The capital’s football clubs have been involved in more moves than Pickford’s. Their tangled web is unravelled in a book which records their colourful histories, and reviewed by ERIC BROWN

On February 23, 1987, a new London newspaper launched with a sensational first-edition sports story. The front page headline of the Robert Maxwell-owned London Daily News screamed : “London Soccer Clubs to Merge”.

turf-warsThe clubs in question were Fulham and Queens Park Rangers, but rather than a merger it seemed as though Fulham may be swallowed up. The plan was for Rangers manager Jim Smith to take charge of the merged club which would play at Loftus Road. Fulham would supply the chairman in property developer David Bulstrode.

No wonder back page headlines included “Sold Down the River” and “Fulham RIP”.

A week of protests followed and the Football League eventually blocked this latest move in London’s historic turf wars.

London is the most congested football city in the world with clubs competing at a vast array of levels for more than 150 years. So it is hardly surprising that many have moved around to gain financial advantage over rivals.

Woolwich Arsenal, the capital’s first professional club, perhaps made the most notorious move of all. Having tried the turf at Plumstead Common, The Sportsman, The Manor and the Invicta Ground in Plumstead High Street, where 8,000 turned up for the first game against the 93rd Highlanders, the unsettled club eventually found themselves in dire financial straits.

Henry Norris, a former Mayor of Fulham and chairman of the local club, became majority shareholder and eventually chairman of Arsenal while still a director of Fulham. He even issued a cheeky invitation for Fulham to amalgamate and when that was declined he suggested a ground share between the two clubs. This manoeuvre pops up time and again in London’s chequered football history.

Thwarted on both fronts, Norris eventually decided the path to prosperity for The Arsenal lay across the river, instigating probably the bitterest of London’s turf wars, with Tottenham and Clapton Orient horrified about the prospect of new rivals on their patch. Protests went unheeded. The Arsenal’s last game in south London against Middlesbrough was watched by 3,000 people. The first at the new ground in Gillespie Road in September 1913 drew a crowd six times larger who saw Leicester Fosse beaten in an unfinished stadium.

Just over 60 years later a Daily Express exclusive revealed plans for Arsenal and Tottenham to sell their respective grounds and invest in a 75,000-capacity shared stadium at Alexandra Palace. Local residents and politicians, dismayed by the prospect of the possibility of football hooliganism in a quiet suburb, managed to head off that idea.

But turf wars have involved almost all London’s clubs at one time or another.

Queens Park Rangers, in fact, might have merged with Brentford. Charlton and Wimbledon were both forced to leave their homes. Millwall did so willingly but the emergence of Dagenham and Redbridge swallowed up Walthamstow Avenue, Leytonstone and Ilford.
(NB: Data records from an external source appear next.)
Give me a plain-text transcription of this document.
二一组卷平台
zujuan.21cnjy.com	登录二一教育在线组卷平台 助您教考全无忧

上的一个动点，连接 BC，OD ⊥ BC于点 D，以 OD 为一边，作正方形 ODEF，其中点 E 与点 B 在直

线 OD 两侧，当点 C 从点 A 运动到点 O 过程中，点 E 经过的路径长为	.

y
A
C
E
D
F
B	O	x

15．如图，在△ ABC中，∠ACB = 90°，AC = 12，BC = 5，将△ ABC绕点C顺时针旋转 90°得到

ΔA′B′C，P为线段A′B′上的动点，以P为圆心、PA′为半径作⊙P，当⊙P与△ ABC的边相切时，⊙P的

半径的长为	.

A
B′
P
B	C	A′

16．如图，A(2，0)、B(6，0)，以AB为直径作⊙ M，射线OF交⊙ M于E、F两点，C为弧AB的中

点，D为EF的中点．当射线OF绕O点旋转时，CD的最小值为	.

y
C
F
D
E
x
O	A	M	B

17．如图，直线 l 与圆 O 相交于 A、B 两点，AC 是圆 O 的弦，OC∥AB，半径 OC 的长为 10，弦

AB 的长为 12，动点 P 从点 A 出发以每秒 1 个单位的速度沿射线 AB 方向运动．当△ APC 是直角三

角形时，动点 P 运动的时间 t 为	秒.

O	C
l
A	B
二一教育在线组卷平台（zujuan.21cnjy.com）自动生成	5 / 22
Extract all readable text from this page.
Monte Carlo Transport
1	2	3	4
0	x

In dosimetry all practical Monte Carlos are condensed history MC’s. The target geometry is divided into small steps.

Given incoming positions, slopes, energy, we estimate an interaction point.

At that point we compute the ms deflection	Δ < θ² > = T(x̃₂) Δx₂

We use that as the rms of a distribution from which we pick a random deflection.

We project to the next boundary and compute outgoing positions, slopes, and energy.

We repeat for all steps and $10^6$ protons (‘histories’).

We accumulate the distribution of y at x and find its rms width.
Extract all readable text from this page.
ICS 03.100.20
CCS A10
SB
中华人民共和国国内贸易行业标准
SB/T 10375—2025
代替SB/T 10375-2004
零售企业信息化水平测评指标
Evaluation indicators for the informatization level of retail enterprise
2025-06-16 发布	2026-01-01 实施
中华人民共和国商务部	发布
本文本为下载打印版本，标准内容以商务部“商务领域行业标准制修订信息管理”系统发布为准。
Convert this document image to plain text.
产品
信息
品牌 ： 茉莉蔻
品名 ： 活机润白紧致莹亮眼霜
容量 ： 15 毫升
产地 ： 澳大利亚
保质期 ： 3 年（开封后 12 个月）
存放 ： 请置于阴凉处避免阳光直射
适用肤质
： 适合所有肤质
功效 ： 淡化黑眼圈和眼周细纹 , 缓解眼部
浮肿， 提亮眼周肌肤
Turf Wars‘ author, SJA member Steve Tongue, is well known as a BBC Radio sports news presenter and a football writer with The Independent and Independent on Sunday. He even had a hand in that London Daily News story of 30 years ago.

Tongue’s exhaustive research of the London football scene stretches far beyond the confines of moves, takeovers and ground shares in a gem of a book which will be fascinating to soccer scholars all over the country.

There’s plenty of room for minutiae, like a look at the first representatives from the capital in Europe. A composite London XI featured in the Inter-City Fairs Cup in 1955 with the players drawn from Spurs, Arsenal, Chelsea, West Ham and Charlton.

And Tongue takes a look throughout at the managerial appointments both good and bad. Chelsea’s panic appointment of Sunday Express columnist Danny Blanchflower could not prevent them finishing bottom of the First Division with five wins in
42 games.

He reminds us Tottenham shook hands with Alex Ferguson only for the Aberdeen boss to change his mind and join Manchester United instead.

Then there’s Arsene Wenger’s surprise appointment by Arsenal after managing in Japan. It was greeted with headlines of: “Arsene who?” Seems strange since he’s been so long part of the football furniture. And it wasn’t too long before he found himself presiding over a turf war as Arsenal struggled to fund his team while completing yet another move from Highbury to The Emirates.

Ironically, the club who set such store by the Tube when they arrived in north London that Norris managed to have Gillespie Road station renamed Arsenal ended up at a ground where the nearest Tube station has to be closed at match times as it could not cope with the number of passengers.

The Turf Wars story in London will probably never end, especially because of the shortage of land and soaring prices. Brentford and Tottenham are just the latest to plan new grounds in a constant search for that greener grass. They won’t be the last.